Acara ceremony dipandu dalam tiga bahasa (Arab, Inggris, Indonesia) yang dibawakan peserta didik kelas 7 dan 8. Amboi, pronunciation, fasih, dan lugas yang nyaris tanpa cela melompat dari lidah ketiganya seperti gelombang kejut yang membelalakkan mata karena lama tidak bertemu. Keren. Tahu-tahu, sedemikian majunya ketiga anak itu membawakan acara macam acara di tivi-tivi yang gemerlap. Sementara, ada ruang kosong selama dua setengah tahun yang tidak bisa dijangkau karena Pembelajaran Jarak Jauh (PJJ) yang benar-benar memisah jarak. Relasi guru–murid hampir-hampir saja sudah menjadi rasa sayur yang kurang garam, hambar.

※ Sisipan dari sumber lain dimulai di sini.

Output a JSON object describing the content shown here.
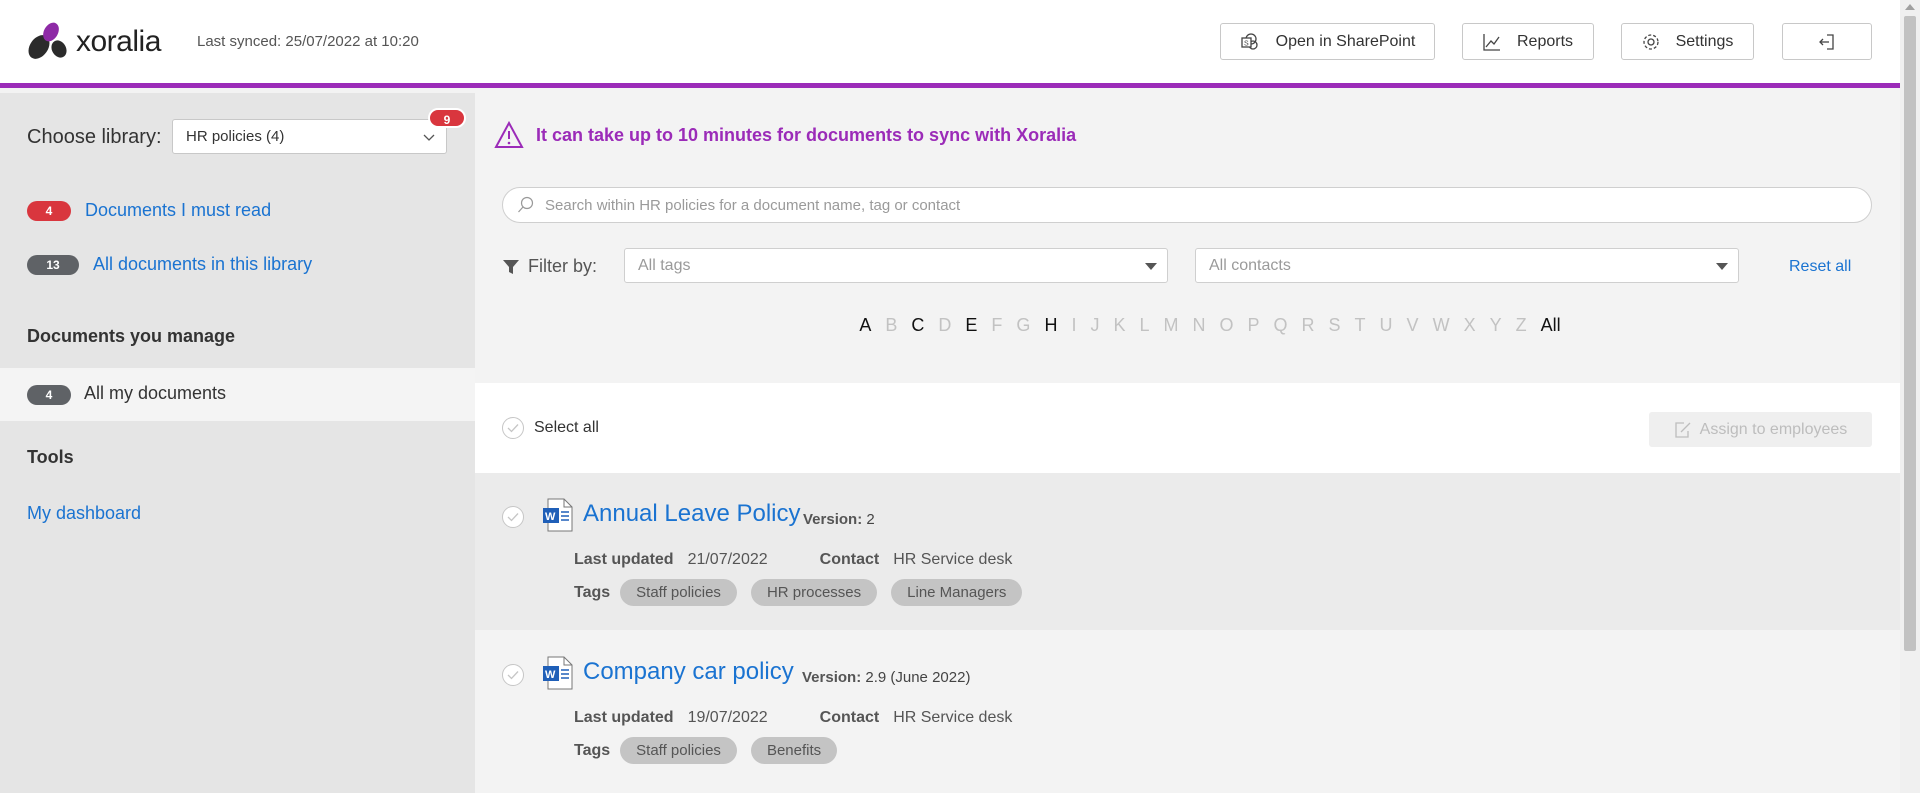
{
  "header": {
    "logo_text": "xoralia",
    "last_synced": "Last synced: 25/07/2022 at 10:20",
    "buttons": {
      "sharepoint": "Open in SharePoint",
      "reports": "Reports",
      "settings": "Settings"
    },
    "accent_color": "#9b2bb8"
  },
  "sidebar": {
    "choose_library_label": "Choose library:",
    "library_selected": "HR policies (4)",
    "library_badge": "9",
    "must_read": {
      "count": "4",
      "label": "Documents I must read"
    },
    "all_docs": {
      "count": "13",
      "label": "All documents in this library"
    },
    "manage_heading": "Documents you manage",
    "my_docs": {
      "count": "4",
      "label": "All my documents"
    },
    "tools_heading": "Tools",
    "dashboard_link": "My dashboard"
  },
  "main": {
    "alert": "It can take up to 10 minutes for documents to sync with Xoralia",
    "search_placeholder": "Search within HR policies for a document name, tag or contact",
    "filter_label": "Filter by:",
    "tags_dropdown": "All tags",
    "contacts_dropdown": "All contacts",
    "reset_all": "Reset all",
    "alphabet": [
      {
        "l": "A",
        "on": true
      },
      {
        "l": "B",
        "on": false
      },
      {
        "l": "C",
        "on": true
      },
      {
        "l": "D",
        "on": false
      },
      {
        "l": "E",
        "on": true
      },
      {
        "l": "F",
        "on": false
      },
      {
        "l": "G",
        "on": false
      },
      {
        "l": "H",
        "on": true
      },
      {
        "l": "I",
        "on": false
      },
      {
        "l": "J",
        "on": false
      },
      {
        "l": "K",
        "on": false
      },
      {
        "l": "L",
        "on": false
      },
      {
        "l": "M",
        "on": false
      },
      {
        "l": "N",
        "on": false
      },
      {
        "l": "O",
        "on": false
      },
      {
        "l": "P",
        "on": false
      },
      {
        "l": "Q",
        "on": false
      },
      {
        "l": "R",
        "on": false
      },
      {
        "l": "S",
        "on": false
      },
      {
        "l": "T",
        "on": false
      },
      {
        "l": "U",
        "on": false
      },
      {
        "l": "V",
        "on": false
      },
      {
        "l": "W",
        "on": false
      },
      {
        "l": "X",
        "on": false
      },
      {
        "l": "Y",
        "on": false
      },
      {
        "l": "Z",
        "on": false
      },
      {
        "l": "All",
        "on": true
      }
    ],
    "select_all": "Select all",
    "assign_button": "Assign to employees"
  },
  "documents": [
    {
      "title": "Annual Leave Policy",
      "version_label": "Version:",
      "version": "2",
      "last_updated_label": "Last updated",
      "last_updated": "21/07/2022",
      "contact_label": "Contact",
      "contact": "HR Service desk",
      "tags_label": "Tags",
      "tags": [
        "Staff policies",
        "HR processes",
        "Line Managers"
      ]
    },
    {
      "title": "Company car policy",
      "version_label": "Version:",
      "version": "2.9 (June 2022)",
      "last_updated_label": "Last updated",
      "last_updated": "19/07/2022",
      "contact_label": "Contact",
      "contact": "HR Service desk",
      "tags_label": "Tags",
      "tags": [
        "Staff policies",
        "Benefits"
      ]
    }
  ]
}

Masterpiece semacam terjemahan dari simbol-simbol kecerdasan ganda, bahwa setiap peserta didik memiliki salah satu kecerdasan yang paling dominan di antara kecerdasan Spasial – Visual, Linguistik, Interpersonal, Intrapersonal, Musikal, Naturalis, Kinestetik, dan Logis – Matematis yang mereka miliki. Maka tumpah ruah minat peserta didik dalam pilihan lomba yang mereka sukai. Juara atau tidak juara tidak penting, asalkan bakat, minat, dan kecenderungan terpuaskan. 19 mata lomba Masterpiece penuh sesak peminat.
Masterpiece kali ini bukan saja mengemas berbagai cabang lomba yang melahirkan para juara. Terselip di sana even LDP dengan tagline-nya “Science, Technology, Engineering, Art, and Mathematic”. Terselip, karena LDP bukan ajang lomba, tapi ajang praktik literasi sains ilmiah yang diselipkan. Meskipun begitu, output LDP sangat “menggemaskan”. Bagaimana tidak “menggemaskan”, produk LDP itu manis sekali, semanis hasil gula dari bahan singkong yang dihasilkan dari riset sederhana peserta didik setingkat Madrasah Tsanawiyah. Lidah saya menari-nari saat mencicip manisnya gula dari bahan singkong itu. Beneran, manis semanis perasan tebu yang segar dan autentik.[]
Ahmad Sandy Rizany (paling kiri, salah satu guru penggagas LDP), Dani Wahyudi (Pustaka MP), dan Abdul (Kepala UPT. Pepustakaan di depan stand LDP. Foro Credit: Ahmad Rudianto.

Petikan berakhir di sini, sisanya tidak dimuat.